There is a clear distinction between morality and law. It is something different that law itself has a moral force, but at the same time the law as indicated by the legislature or by the executive which still holds the field is to be respected and has to be enforced by the executive as it exists. It has to be enforced in order to prevent the commission of any offence as well. This can be clearly inferred from the nature of the incidents that are likely to occur or do occur in the circumstances in which the present policing has begun, they are of the nature of offences as described in Sections – 294, 354A, B, C, & D as well as Section – 509 of the Indian Penal Code. The offences under the aforesaid sections are cognizable offences, and, Section – 149 of the Criminal Procedure Code enjoins upon the police authorities to take all such action that may be required for the prevention of any such offence.

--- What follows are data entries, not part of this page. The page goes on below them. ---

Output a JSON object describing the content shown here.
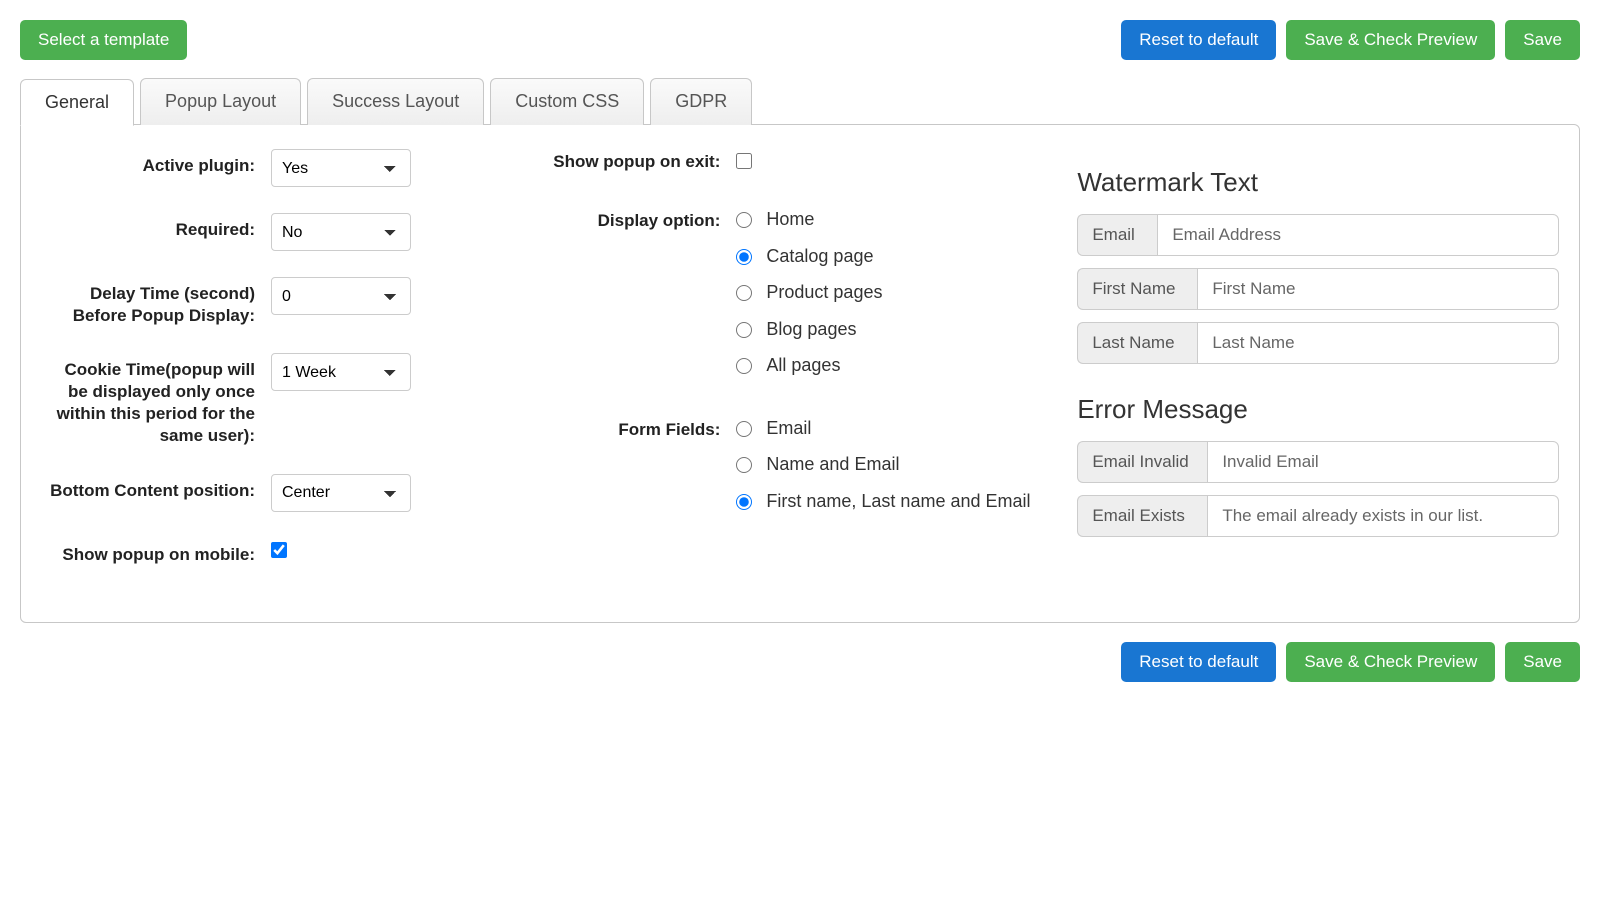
{
  "toolbar": {
    "select_template": "Select a template",
    "reset": "Reset to default",
    "save_preview": "Save & Check Preview",
    "save": "Save"
  },
  "tabs": {
    "general": "General",
    "popup_layout": "Popup Layout",
    "success_layout": "Success Layout",
    "custom_css": "Custom CSS",
    "gdpr": "GDPR"
  },
  "left": {
    "active_plugin": {
      "label": "Active plugin:",
      "value": "Yes"
    },
    "required": {
      "label": "Required:",
      "value": "No"
    },
    "delay_time": {
      "label": "Delay Time (second) Before Popup Display:",
      "value": "0"
    },
    "cookie_time": {
      "label": "Cookie Time(popup will be displayed only once within this period for the same user):",
      "value": "1 Week"
    },
    "bottom_content": {
      "label": "Bottom Content position:",
      "value": "Center"
    },
    "show_mobile": {
      "label": "Show popup on mobile:",
      "checked": true
    }
  },
  "middle": {
    "show_on_exit": {
      "label": "Show popup on exit:",
      "checked": false
    },
    "display_option": {
      "label": "Display option:",
      "options": [
        {
          "text": "Home",
          "checked": false
        },
        {
          "text": "Catalog page",
          "checked": true
        },
        {
          "text": "Product pages",
          "checked": false
        },
        {
          "text": "Blog pages",
          "checked": false
        },
        {
          "text": "All pages",
          "checked": false
        }
      ]
    },
    "form_fields": {
      "label": "Form Fields:",
      "options": [
        {
          "text": "Email",
          "checked": false
        },
        {
          "text": "Name and Email",
          "checked": false
        },
        {
          "text": "First name, Last name and Email",
          "checked": true
        }
      ]
    }
  },
  "right": {
    "watermark": {
      "heading": "Watermark Text",
      "rows": [
        {
          "addon": "Email",
          "value": "Email Address"
        },
        {
          "addon": "First Name",
          "value": "First Name"
        },
        {
          "addon": "Last Name",
          "value": "Last Name"
        }
      ]
    },
    "error": {
      "heading": "Error Message",
      "rows": [
        {
          "addon": "Email Invalid",
          "value": "Invalid Email"
        },
        {
          "addon": "Email Exists",
          "value": "The email already exists in our list."
        }
      ]
    }
  }
}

Not only this, apart from the offences defined under the Indian Penal Code, the Police Act, 1861 read with U.P. Police Regulations also authorise the patrolling and policing through methods as prescribed therein. Section – 12 of the Police Act, 1861 read with Section – 23 & Section – 34 clearly indicate the powers which are available to the police to formulate such schemes subject to the approval of the State Government in order to implement and enforce the laws as defined under the Penal Code and also under the Criminal Procedure Code by defining the manner in which it is to be executed and also prescribing the duties of the police officers.
The Police Act, 1861 also prescribes the punishment for certain offences and the seventh explanation to Section – 34 of the 1861 Act also is an indicator in relation to such offences, the policing whereof are now being enforced under the directives of the Director General of Police. The police are also authorised to patrol in plain clothes as per Regulation – 194 of Chapter – XVIII of the U.P. Police Regulations. Shadow surveillance or open surveillance of a suspect is, therefore, permissible, subject to the fundamental rights guaranteed under the Constitution.
It is observed that surveillance also may include at times the capturing of images, for example through CCTV Cameras or even mobile phones in order to track any unlawful activity. If the said tracking is with a lawful intention and for a lawful purpose then in that event, it cannot be said that it has been done with the intention of trying to invade the privacy of a person so as to constitute an offence.
It is the duty of the every citizen as well as of the State to come to the aid of women keeping in view the provisions contained in Article – 51A (e)(j) of the Constitution of India.
The court was unable to gather any lawful or otherwise constitutional defect in the attempt so made by the respondents in proceeding to form the squads for the purpose of policing. It is something different that there may be a dispute with regard to the name of the squad or any objection relating thereto but the court was not called upon to adjudicate on the said issue as it is always open to the State Government to rename the squad appropriately so as not to offend the feelings of any person.